The moment had presented itself, just as I’d hoped. “Dad, why do you drink beer?”
“Where did that question come from?” He looked surprised and embarrassed.
I took a deep breath and confessed, “This afternoon when I was home by myself, I was tempted to drink some and it scared me.”
He eyed me seriously, “But … you didn’t?”
“No.” I looked straight into his eyes and saw relief on his face.
“I’m proud of you, Temberly,” Dad said sincerely. “You made a wise choice today. I knew that as you and Warren grew older, this would be an issue we’d need to discuss. I didn’t realize it would come up so soon.”

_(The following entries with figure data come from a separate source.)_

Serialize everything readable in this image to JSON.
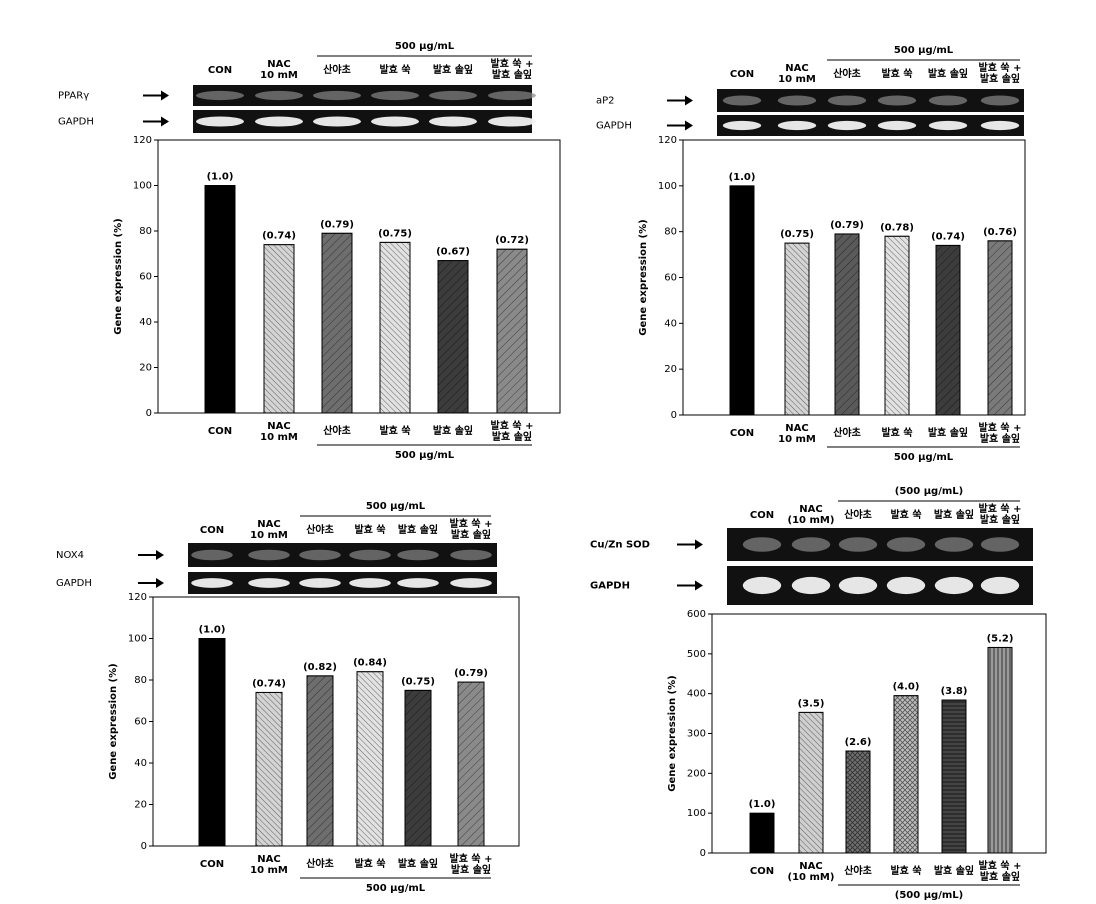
{
  "chart_data": [
    {
      "type": "bar",
      "y_label": "Gene expression (%)",
      "blot_rows": [
        "PPARγ",
        "GAPDH"
      ],
      "group_label": "500 μg/mL",
      "categories": [
        "CON",
        "NAC\n10 mM",
        "산야초",
        "발효 쑥",
        "발효 솔잎",
        "발효 쑥 +\n발효 솔잎"
      ],
      "values": [
        100,
        74,
        79,
        75,
        67,
        72
      ],
      "value_labels": [
        "(1.0)",
        "(0.74)",
        "(0.79)",
        "(0.75)",
        "(0.67)",
        "(0.72)"
      ],
      "colors": [
        "#000000",
        "#d4d4d4",
        "#6e6e6e",
        "#e2e2e2",
        "#3c3c3c",
        "#8a8a8a"
      ],
      "ylim": [
        0,
        120
      ],
      "yticks": [
        0,
        20,
        40,
        60,
        80,
        100,
        120
      ]
    },
    {
      "type": "bar",
      "y_label": "Gene expression (%)",
      "blot_rows": [
        "aP2",
        "GAPDH"
      ],
      "group_label": "500 μg/mL",
      "categories": [
        "CON",
        "NAC\n10 mM",
        "산야초",
        "발효 쑥",
        "발효 솔잎",
        "발효 쑥 +\n발효 솔잎"
      ],
      "values": [
        100,
        75,
        79,
        78,
        74,
        76
      ],
      "value_labels": [
        "(1.0)",
        "(0.75)",
        "(0.79)",
        "(0.78)",
        "(0.74)",
        "(0.76)"
      ],
      "colors": [
        "#000000",
        "#d4d4d4",
        "#5a5a5a",
        "#e2e2e2",
        "#3c3c3c",
        "#7a7a7a"
      ],
      "ylim": [
        0,
        120
      ],
      "yticks": [
        0,
        20,
        40,
        60,
        80,
        100,
        120
      ]
    },
    {
      "type": "bar",
      "y_label": "Gene expression (%)",
      "blot_rows": [
        "NOX4",
        "GAPDH"
      ],
      "group_label": "500 μg/mL",
      "categories": [
        "CON",
        "NAC\n10 mM",
        "산야초",
        "발효 쑥",
        "발효 솔잎",
        "발효 쑥 +\n발효 솔잎"
      ],
      "values": [
        100,
        74,
        82,
        84,
        75,
        79
      ],
      "value_labels": [
        "(1.0)",
        "(0.74)",
        "(0.82)",
        "(0.84)",
        "(0.75)",
        "(0.79)"
      ],
      "colors": [
        "#000000",
        "#d4d4d4",
        "#6e6e6e",
        "#e2e2e2",
        "#3c3c3c",
        "#8a8a8a"
      ],
      "ylim": [
        0,
        120
      ],
      "yticks": [
        0,
        20,
        40,
        60,
        80,
        100,
        120
      ]
    },
    {
      "type": "bar",
      "y_label": "Gene expression (%)",
      "blot_rows": [
        "Cu/Zn SOD",
        "GAPDH"
      ],
      "group_label": "(500 μg/mL)",
      "categories": [
        "CON",
        "NAC\n(10 mM)",
        "산야초",
        "발효 쑥",
        "발효 솔잎",
        "발효 쑥 +\n발효 솔잎"
      ],
      "values": [
        100,
        353,
        256,
        395,
        384,
        516
      ],
      "value_labels": [
        "(1.0)",
        "(3.5)",
        "(2.6)",
        "(4.0)",
        "(3.8)",
        "(5.2)"
      ],
      "colors": [
        "#000000",
        "#cfcfcf",
        "#707070",
        "#bdbdbd",
        "#444444",
        "#9a9a9a"
      ],
      "ylim": [
        0,
        600
      ],
      "yticks": [
        0,
        100,
        200,
        300,
        400,
        500,
        600
      ]
    }
  ]
}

“Oh, Dad, I don’t like having that stuff in our house. I know you don’t drink a lot—just when you’re watching ballgames. But when will Warren be tempted to try it? …”
“Tembers, you can be pointedly honest sometimes.” Dad ran his hand through his dark hair. “I suppose, deep down inside, I already knew you felt this way. I’d appreciate your love and patience with me as I try to find the willpower to quit.”

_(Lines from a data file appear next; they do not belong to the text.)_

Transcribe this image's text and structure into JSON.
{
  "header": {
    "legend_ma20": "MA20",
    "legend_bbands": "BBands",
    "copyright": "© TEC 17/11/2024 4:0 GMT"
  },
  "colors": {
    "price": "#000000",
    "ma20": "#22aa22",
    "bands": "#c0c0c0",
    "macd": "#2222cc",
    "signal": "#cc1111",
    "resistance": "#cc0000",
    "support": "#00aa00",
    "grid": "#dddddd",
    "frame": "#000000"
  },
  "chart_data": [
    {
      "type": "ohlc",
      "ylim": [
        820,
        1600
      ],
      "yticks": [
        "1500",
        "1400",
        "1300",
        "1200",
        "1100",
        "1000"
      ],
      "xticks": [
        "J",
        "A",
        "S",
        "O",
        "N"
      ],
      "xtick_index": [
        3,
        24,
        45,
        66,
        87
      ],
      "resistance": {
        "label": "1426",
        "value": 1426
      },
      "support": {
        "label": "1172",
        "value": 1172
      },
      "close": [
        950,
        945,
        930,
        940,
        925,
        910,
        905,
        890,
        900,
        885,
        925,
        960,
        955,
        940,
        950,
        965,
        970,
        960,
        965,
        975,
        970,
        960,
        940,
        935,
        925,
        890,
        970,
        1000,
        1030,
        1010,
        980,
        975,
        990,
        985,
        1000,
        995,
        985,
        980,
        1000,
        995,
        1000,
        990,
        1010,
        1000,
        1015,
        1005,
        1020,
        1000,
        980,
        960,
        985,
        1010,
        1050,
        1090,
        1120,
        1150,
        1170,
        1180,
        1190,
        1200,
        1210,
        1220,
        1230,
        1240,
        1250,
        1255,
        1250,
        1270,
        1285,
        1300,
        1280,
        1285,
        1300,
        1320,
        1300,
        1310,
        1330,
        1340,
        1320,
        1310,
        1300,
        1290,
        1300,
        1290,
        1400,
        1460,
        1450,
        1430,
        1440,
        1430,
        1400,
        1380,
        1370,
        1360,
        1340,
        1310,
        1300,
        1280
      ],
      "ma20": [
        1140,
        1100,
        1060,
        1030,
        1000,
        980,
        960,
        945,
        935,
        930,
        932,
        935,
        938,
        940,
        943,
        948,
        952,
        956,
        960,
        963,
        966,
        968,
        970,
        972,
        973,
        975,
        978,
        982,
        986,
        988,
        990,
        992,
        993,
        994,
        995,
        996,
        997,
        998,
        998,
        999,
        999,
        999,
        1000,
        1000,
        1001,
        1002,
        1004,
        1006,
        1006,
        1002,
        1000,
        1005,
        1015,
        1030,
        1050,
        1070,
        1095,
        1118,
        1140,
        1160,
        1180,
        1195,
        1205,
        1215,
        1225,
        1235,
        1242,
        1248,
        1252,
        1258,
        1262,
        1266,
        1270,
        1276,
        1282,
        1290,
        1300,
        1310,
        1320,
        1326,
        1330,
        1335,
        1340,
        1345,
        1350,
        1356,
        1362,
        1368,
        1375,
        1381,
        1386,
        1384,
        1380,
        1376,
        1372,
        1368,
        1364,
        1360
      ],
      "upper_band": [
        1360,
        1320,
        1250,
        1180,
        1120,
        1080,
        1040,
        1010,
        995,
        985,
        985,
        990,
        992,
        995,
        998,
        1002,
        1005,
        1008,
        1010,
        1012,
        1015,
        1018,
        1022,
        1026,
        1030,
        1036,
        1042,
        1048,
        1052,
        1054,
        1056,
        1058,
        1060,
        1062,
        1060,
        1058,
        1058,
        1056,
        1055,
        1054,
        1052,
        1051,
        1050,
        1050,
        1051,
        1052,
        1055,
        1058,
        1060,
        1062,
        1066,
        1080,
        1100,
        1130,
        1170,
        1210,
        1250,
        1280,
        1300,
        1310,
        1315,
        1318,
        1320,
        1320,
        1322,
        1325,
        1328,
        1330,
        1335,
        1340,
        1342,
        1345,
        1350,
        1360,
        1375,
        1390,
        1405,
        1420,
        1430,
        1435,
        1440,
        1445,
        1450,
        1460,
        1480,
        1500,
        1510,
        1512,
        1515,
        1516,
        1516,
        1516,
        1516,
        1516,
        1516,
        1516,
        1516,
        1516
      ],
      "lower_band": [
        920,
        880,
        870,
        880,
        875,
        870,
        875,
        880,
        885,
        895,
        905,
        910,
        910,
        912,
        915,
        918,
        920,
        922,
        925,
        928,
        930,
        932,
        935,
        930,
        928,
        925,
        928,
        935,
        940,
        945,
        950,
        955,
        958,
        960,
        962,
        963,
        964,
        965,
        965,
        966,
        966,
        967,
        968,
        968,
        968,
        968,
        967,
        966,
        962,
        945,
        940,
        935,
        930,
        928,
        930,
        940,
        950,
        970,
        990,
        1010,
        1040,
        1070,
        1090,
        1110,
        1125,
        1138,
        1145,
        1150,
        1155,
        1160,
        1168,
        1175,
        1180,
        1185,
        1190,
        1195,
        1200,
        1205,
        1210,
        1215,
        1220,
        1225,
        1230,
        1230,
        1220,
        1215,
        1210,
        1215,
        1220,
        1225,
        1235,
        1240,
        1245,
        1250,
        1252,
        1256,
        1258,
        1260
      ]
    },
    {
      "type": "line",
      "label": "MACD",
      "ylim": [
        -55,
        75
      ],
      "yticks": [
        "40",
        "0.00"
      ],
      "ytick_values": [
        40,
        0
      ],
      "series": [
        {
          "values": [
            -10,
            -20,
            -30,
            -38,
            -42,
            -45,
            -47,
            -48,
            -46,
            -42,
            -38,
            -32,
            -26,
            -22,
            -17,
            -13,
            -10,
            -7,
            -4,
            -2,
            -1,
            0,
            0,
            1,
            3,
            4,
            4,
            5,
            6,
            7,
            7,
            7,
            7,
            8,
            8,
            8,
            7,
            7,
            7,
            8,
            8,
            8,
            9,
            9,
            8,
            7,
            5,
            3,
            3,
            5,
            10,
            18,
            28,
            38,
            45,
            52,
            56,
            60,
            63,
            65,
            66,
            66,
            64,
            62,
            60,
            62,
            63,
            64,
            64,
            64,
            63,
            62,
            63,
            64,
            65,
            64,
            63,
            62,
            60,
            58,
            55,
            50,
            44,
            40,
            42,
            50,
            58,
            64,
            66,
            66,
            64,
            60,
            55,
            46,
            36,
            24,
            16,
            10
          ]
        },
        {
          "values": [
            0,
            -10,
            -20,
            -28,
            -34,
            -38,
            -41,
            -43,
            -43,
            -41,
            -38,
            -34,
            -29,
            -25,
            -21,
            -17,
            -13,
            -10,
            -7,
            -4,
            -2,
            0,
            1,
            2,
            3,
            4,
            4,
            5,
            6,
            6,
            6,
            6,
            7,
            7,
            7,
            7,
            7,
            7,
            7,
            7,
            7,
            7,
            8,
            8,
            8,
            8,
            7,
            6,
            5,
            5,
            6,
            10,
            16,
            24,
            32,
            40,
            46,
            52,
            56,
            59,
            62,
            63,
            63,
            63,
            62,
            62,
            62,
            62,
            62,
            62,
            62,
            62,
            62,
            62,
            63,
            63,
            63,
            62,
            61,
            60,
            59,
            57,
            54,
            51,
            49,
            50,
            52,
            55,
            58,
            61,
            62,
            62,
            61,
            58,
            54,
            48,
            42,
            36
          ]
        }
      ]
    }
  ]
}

I wiped the tears off my cheeks with the back of my hand and rubbed it dry on my jeans. I felt the Holy Ghost strengthen me, and I found the courage to say, “Today, I heard you tell the Cub Scouts to ‘keep pushing and not give up.’ Can I keep pushing you about this?”
“Yes, Coach,” he said, squeezing my hand before he left the room. I was startled when he suddenly leaned his head back in the doorway and said, “Don’t ever give up.” He winked.
I smiled to myself. Dad hadn’t exactly promised to stop, but somehow I knew he was a lot closer to it. And that hope made me feel like a winner … again.
“I hope and pray that you young people will have the courage to consistently choose the right. Moreover, I suggest that each of you find or create reminders to help you and your loved ones choose the right … , not only for peace and happiness in the world right now, but also for peace and happiness eternally.”